The thing that I think I love best, is how inclusive and supportive this board is.  Perhaps they all are, I have no idea.  But regardless of learning disabilities, cognitive ability, whether kids are on the autism spectrum, have ADHD symptoms or are neurotypical, the school is set up to support kids to success. It’s not a special needs school, but they seem to truly recognize the value of teaching the way kids learn, rather than shoving square pegs into round holes.  High school kids have an option to participate in a mentorship program where they receive training and support, and then are ‘hired’ to mentor kids who may require extra support in the classroom.  This means Berrik can attend classes with some one on one support, and it means he can experience time with his peers, without mom hanging around.  For a kid who typically needs instructions given twice (or more), and who tunes out as soon as he gets behind, having an older teen sitting with him will make a world of difference.  This is what we couldn’t get in regular school.  Teacher plus 27 kids made it impossible for someone to keep tabs on whether Berrik understood the directions and/or followed through on them.  And while I could also do this for him, I feel it’s important for him to have some time independent of me.  Stay tuned to hear how well this works…his first day of ‘classes’ is Sept 13.
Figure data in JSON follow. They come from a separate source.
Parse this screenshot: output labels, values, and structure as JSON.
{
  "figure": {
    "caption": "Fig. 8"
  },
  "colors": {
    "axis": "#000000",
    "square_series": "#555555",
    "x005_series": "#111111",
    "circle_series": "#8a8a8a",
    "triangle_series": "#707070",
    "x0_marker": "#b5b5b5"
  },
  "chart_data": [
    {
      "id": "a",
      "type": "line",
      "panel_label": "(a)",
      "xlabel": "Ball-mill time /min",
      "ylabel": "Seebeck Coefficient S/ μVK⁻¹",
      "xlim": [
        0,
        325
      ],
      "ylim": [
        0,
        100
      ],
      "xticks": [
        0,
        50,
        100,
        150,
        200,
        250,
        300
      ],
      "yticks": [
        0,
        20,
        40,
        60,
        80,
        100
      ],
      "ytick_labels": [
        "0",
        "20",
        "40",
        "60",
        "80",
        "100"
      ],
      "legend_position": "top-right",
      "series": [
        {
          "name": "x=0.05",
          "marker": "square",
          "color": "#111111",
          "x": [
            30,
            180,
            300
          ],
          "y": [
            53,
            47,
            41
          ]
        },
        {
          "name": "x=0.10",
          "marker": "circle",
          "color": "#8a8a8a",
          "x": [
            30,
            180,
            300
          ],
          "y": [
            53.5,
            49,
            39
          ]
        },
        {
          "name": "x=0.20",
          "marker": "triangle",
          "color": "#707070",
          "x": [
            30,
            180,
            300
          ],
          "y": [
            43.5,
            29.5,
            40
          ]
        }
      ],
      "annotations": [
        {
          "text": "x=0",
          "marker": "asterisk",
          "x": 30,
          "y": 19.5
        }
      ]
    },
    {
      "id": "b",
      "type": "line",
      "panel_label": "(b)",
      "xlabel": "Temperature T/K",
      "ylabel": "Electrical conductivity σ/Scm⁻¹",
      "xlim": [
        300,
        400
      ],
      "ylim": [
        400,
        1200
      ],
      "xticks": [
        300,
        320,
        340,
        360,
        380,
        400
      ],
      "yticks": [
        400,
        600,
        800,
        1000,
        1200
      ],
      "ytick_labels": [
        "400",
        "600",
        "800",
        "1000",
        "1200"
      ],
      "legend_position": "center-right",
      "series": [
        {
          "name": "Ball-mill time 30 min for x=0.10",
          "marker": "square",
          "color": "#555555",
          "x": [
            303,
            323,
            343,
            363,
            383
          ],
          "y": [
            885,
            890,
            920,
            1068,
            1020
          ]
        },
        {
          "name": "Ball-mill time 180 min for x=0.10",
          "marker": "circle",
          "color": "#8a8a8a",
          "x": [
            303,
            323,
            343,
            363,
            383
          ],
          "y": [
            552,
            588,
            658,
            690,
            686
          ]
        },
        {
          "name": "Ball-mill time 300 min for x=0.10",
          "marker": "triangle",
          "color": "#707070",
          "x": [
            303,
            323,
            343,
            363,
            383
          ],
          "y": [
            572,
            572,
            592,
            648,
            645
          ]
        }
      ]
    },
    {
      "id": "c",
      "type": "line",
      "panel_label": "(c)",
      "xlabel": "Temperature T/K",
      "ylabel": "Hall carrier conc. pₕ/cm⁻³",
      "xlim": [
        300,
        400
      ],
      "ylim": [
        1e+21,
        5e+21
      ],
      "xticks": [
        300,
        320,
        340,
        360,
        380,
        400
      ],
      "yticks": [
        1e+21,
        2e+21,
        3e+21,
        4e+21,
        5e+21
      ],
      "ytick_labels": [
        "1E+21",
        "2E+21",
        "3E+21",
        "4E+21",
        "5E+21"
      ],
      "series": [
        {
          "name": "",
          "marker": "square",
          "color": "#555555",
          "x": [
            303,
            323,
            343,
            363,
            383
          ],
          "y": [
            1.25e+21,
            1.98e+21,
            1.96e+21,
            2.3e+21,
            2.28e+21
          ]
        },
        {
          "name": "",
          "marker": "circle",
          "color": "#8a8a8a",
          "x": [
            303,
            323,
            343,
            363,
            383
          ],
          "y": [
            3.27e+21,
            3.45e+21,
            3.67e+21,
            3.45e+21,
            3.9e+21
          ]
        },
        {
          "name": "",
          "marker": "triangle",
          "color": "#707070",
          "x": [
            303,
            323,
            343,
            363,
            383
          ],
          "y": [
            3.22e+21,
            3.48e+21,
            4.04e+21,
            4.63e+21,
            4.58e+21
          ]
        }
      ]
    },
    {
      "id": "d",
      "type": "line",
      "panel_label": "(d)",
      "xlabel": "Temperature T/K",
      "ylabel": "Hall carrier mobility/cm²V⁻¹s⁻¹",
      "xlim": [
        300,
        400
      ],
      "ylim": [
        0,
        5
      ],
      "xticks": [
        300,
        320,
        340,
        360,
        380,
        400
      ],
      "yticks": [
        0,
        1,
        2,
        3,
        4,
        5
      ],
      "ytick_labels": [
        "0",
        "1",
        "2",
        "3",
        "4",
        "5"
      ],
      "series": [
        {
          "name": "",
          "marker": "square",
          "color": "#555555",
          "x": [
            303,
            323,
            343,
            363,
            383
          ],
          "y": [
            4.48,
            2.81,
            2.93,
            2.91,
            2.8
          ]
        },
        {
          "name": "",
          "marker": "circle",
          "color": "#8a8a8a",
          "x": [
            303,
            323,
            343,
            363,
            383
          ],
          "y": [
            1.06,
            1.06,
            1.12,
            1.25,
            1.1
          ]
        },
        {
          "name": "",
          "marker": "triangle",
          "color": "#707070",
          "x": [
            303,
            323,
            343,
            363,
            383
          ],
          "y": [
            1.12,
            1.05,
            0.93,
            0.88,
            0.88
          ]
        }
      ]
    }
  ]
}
This past week all 3 kids took a break from their ceaseless social and activities calendars and spent a week in Oyen with my mom and dad.  This allowed me to plan Berrik’s learning and get prepared for the next few months.  I feel ‘ready’ now and am excited to see where this journey takes us.  As always, the support of my parents is endless and so critically important to our family.  Berrik got in another week of swim lessons, did his homework daily with mom or dad, and the girls even kept up with their math summer work (both girls find math their most challenging subject, and while they get good grades, I wanted them to keep practicing to build confidence – math is one of those subjects that you need A before you can do B, and if you are strong at A & B, then C & D will be easier….). Perhaps most important, the girls got some downtime to just chill and spend time with grandma and grandpa, and with each other.  I hope when my kids have kids, I can be as supportive to them as my parents are to me.